Scandalo Berlusconi: siamo tutti responsabili anche quando la Chiesa tace

di Raniero La Valle *

Lo scandalo Berlusconi ha avuto una svolta. Lo scandalo consiste nel fatto che il sistema politico italiano non ha ancora trovato il modo di far uscire di scena un presidente del Consiglio che ammala l’Italia e l’ha resa uno spettacolo al mondo.

La svolta consiste nel fatto che lui e i suoi, abbandonando la tesi innocentista, hanno alfine rivendicato i suoi comportamenti trasgressivi presentandoli anzi come proprio quelli che gli garantiscono il consenso.

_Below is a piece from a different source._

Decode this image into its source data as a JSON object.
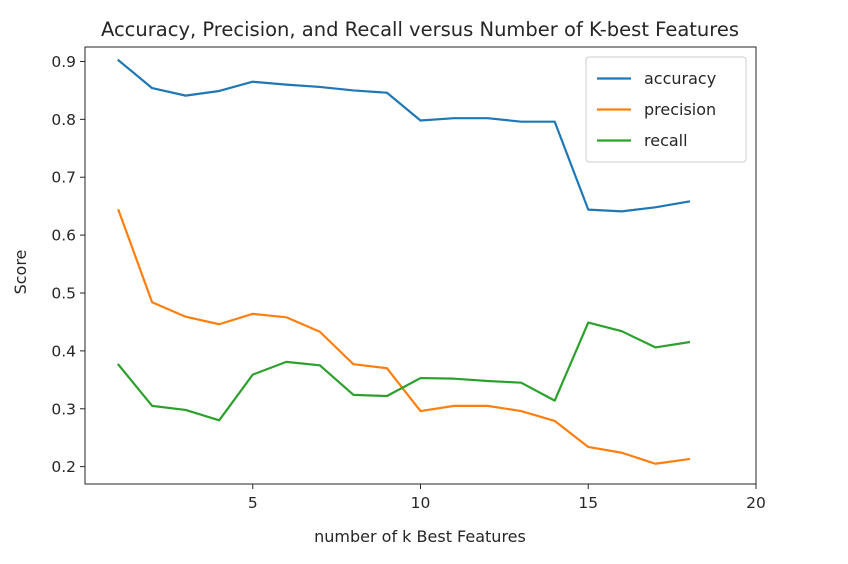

L’ultima e suprema ragione per la quale è giusto e salutare che egli resti al potere, secondo quanto hanno detto i suoi portavoce nei diversi scontri televisivi, è che egli sarebbe un modello per tutti gli uomini e le donne del Paese, i quali lo voterebbero in massa non perché toglie le tasse, protegge gli evasori e intrattiene le casalinghe con la TV, ma perché tutti lo invidiano e vorrebbero essere come lui.

Ora, la pretesa del modello è grave, perché sposta il problema dalla qualità del presidente del Consiglio alla qualità del Paese. Pertanto la nuova, vera responsabilità politica, non solo del ceto politico e dei partiti, ma di tutti, è se davvero vogliamo che questa diventi la nuova qualità dell’Italia, e se non sia una colpa gravissima farsene complici.

In particolare per la Chiesa la questione del modello è delicatissima, perché tutta la sua ragione di essere, per la quale essa sta o cade, consiste nel proporre e nel mostrare un nuovo modello di uomo, ovvero il modello di un uomo nuovo, che è quello di cui essa porta il nome. E tutte le canonizzazioni di santi, così abbondanti fino a Benedetto XVI, altro non erano che la proposta ai fedeli di modelli di vita cristiana. E se si può capire che non siano oggi di molta attualità modelli come san Luigi Gonzaga o santa Maria Goretti, il loro rovesciamento nell’icona di Berlusconi sarebbe inconcepibile.

Così come non si potrebbe capire che la Chiesa si dividesse in Italia tra Conferenza episcopale, segreteria di Stato, giornali cattolici e popolo fedele, sulla questione della maggiore o minore copertura da dare al governo Berlusconi, fino al limite di un rapporto simoniaco come quello contro cui si sarebbe messa anche “la celeste intercessione di Celestino V” di cui parlava Giancarlo Zizola nell’ultimo numero di Rocca. Del resto se la Chiesa ha sentito il bisogno di ricordare all’Italia che per l’art. 54 della sua Costituzione quanti sono investiti di funzioni pubbliche hanno il dovere di adempierle “con onore”, si può anche ricordare alla Chiesa che secondo il Concordato del 1984 lo scopo della sua collaborazione con lo Stato non è un qualsiasi utile ecclesiale ma è “la promozione dell’uomo e il bene del Paese”.

Ma in che cosa il “modello Berlusconi” è letale per la qualità dell’Italia? Non perché egli è ricco, ma per il modo in cui si è acquistato le ricchezze. Non perché ha il potere, ma perché lo mischia coi soldi e lo usa per sé. Non perché ama le donne, ma perché ne acquista il corpo. Non perché è un don Giovanni, ma perché mentre quel cavaliere le sue 1003 fanciulle le seduceva a una ad una, a lui invece sono portate a gruppi di venti. Non perché nomina a suo beneplacito parlamentari europei, deputate, ministri e stallieri, ma perché le ragioni di queste scelte non hanno nulla a che fare con i rispettivi uffici.

E infine perché tutto ciò non è ristretto all’ambito privato. L’accusa ai critici di invadere la privacy di Berlusconi, di intromettersi nella sua vita e di approfittare di suoi fatti personali per attaccarlo nel suo ruolo pubblico, è infondata. Il fatto che a tutte le ragazze fossero prescritti abitini neri e un trucco leggero, e che ci fosse un via vai di aerei privati e macchine schermate e che alle commensali fossero assegnati ruoli e paghe diverse, significa che a palazzo c’era una regia e anzi, trattandosi di palazzi del potere, che c’era un cerimoniale. Il cerimoniale è il versante liturgico della vita pubblica. Il cerimoniale trasforma un incontro o un evento della vita reale in cerimonia, e la cerimonia in tradizione, e la tradizione in gesti così ripetuti che non c’è più neanche bisogno di discuterli, diventano costume. Forse è questo che voleva dire Berlusconi quando ha affermato che tra le maggiori innovazioni del suo governo, c’è quella di aver introdotto la moralità.